5. They’re incredibly quiet
Roads are going to become far quieter in 2035 as electric vehicles are almost silent. They’re so quiet that many have noise-making devices installed to warn nearby pedestrians of their presence.
Cons of Electric Vehicles
1. Electric vehicles have short ranges
Although electric vehicles are rapidly improving, they still have limited ranges of between 60-370 miles per charge, which isn’t ideal for long journeys or travelling in rural areas where there are fewer charging ports.
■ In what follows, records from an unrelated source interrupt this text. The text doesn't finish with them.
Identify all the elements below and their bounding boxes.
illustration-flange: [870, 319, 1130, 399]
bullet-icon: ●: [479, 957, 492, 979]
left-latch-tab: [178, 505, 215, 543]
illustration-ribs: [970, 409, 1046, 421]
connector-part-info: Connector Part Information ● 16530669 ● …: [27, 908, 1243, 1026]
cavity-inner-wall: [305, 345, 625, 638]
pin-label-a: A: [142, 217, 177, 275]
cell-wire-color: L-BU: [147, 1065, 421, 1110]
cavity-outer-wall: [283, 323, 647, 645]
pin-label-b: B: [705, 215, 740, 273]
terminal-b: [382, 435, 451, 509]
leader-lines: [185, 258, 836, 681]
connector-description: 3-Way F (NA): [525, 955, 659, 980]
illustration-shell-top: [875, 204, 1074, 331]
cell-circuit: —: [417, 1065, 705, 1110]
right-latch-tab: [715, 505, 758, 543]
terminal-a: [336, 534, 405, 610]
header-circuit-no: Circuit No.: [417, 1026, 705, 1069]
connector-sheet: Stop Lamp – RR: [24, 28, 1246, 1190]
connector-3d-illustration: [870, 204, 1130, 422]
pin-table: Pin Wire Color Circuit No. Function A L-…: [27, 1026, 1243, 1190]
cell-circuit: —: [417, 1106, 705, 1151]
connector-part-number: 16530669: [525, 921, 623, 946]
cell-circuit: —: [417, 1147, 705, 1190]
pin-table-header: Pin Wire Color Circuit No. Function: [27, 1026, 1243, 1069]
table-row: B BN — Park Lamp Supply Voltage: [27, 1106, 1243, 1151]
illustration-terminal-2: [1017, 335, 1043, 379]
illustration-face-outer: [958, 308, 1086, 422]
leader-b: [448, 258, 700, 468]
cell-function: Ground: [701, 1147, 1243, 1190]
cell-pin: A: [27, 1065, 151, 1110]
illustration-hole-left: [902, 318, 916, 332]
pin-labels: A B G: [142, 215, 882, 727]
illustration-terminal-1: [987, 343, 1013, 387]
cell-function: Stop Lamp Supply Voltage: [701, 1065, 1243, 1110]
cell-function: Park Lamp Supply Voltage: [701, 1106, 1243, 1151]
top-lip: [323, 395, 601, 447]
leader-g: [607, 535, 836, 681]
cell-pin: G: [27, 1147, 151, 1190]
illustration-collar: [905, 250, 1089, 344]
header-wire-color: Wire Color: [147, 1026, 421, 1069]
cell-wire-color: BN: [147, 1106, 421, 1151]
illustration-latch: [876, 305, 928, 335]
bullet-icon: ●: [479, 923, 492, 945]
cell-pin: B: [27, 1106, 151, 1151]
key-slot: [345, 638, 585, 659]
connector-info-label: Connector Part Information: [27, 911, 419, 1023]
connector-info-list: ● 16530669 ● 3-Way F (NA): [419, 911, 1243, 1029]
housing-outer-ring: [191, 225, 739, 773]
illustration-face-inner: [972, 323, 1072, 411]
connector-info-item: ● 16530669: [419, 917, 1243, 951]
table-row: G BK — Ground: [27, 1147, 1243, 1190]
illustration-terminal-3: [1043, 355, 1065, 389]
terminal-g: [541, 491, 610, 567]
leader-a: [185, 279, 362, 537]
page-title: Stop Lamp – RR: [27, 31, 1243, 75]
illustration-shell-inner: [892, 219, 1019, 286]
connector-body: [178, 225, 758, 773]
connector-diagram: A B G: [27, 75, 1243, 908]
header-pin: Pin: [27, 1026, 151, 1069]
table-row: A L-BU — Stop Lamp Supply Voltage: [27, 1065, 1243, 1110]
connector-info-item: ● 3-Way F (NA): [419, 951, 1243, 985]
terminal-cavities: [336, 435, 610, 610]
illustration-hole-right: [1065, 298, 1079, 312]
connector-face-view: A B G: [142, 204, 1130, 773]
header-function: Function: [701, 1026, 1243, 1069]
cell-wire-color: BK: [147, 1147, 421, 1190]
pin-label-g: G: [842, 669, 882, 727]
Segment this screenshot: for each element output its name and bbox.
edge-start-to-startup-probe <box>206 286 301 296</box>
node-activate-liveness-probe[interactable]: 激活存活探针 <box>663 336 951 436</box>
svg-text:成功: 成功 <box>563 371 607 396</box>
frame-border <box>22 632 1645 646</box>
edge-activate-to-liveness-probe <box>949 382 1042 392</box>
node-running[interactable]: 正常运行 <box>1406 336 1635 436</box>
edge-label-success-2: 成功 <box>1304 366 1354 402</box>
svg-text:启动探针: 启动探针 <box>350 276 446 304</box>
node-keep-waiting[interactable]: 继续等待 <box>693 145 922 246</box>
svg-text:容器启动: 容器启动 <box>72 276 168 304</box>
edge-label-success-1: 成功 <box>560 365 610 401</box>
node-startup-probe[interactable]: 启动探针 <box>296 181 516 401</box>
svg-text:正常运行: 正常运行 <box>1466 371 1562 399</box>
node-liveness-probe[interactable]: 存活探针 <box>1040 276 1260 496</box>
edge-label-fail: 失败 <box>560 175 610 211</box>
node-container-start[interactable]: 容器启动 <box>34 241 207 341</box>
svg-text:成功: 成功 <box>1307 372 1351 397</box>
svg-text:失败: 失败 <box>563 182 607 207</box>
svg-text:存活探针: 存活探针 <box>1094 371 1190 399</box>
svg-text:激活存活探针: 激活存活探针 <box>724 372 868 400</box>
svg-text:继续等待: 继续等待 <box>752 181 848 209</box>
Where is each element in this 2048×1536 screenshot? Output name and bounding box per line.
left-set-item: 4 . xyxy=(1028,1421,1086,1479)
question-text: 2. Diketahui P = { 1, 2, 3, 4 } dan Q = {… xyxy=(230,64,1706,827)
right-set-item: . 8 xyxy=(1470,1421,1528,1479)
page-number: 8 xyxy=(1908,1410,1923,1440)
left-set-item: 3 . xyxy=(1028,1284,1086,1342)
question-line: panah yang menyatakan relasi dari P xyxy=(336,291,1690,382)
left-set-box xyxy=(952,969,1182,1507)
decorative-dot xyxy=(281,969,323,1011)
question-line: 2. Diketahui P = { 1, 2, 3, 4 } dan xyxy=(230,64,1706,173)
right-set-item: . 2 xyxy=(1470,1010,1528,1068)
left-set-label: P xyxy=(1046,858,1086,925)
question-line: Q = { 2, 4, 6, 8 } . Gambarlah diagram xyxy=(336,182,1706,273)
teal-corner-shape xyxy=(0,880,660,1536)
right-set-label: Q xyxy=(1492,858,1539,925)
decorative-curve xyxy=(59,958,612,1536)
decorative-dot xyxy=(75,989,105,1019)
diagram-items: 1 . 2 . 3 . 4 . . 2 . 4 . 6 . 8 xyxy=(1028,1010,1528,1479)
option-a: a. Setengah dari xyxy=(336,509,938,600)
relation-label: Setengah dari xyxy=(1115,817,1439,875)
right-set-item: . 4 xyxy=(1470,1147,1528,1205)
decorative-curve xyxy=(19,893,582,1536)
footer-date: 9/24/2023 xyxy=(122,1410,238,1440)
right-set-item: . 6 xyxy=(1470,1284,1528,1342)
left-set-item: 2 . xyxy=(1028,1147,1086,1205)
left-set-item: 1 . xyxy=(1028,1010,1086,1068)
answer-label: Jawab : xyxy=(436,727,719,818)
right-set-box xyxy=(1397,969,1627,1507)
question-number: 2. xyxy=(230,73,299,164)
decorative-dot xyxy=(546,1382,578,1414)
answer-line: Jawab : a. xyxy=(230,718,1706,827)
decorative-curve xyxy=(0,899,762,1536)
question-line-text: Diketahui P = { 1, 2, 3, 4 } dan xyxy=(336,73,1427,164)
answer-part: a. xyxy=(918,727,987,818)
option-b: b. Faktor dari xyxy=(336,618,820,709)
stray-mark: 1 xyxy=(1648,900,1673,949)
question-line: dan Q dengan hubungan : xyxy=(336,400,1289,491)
2. Charging takes a long time
Filling a car up with fuel takes a few minutes, but for some electric vehicles, it takes around four hours, with some even taking 15 hours. However, this time is set to go down as companies such as Tesla release Superchargers that can complete a full charge in 15 minutes.
3. Initial cost
Electric vehicles cost significantly more than conventional cars, which can certainly be off putting to a potential buyer. On the other hand, the savings in fuel and maintenance costs will outweigh the initial cost, which may be more appealing to some buyers.
4. There’s limited availability of charging ports
Many homes and car parks don’t have adequate space for large charging ports to charge cars up, so the availability of chargers would be limited. Not to mention, if you are travelling to more rural parts of the country, you’ll need to have a plan for how you’re going to charge up. Luckily, as electric vehicles become more common, so will the charging ports.
5. There’s less choice
Although there are far more choices of electric vehicles now than there were previously, the variety still remains limited as most car brands continue to produce conventional cars without the EV option. However, if you’re willing to wait there will most certainly be an option of EV in every car model once the 2035 ban comes into action.
Will Electric Vehicles Be Used in Fleets?
With the ban on conventional vehicles coming into force in 2035, fleet drivers will eventually have to change over to an electric vehicle. Although electric cars and vans are becoming more readily available, electric lorries are still yet to be developed for mass production. This is because lorries will require more electricity than smaller vehicles and usually do much longer distances, meaning they will need a much greater charging range.
Once electric lorries are produced, the change from conventional ones could be a move that saves businesses thousands every year on fuel, maintenance costs and tax.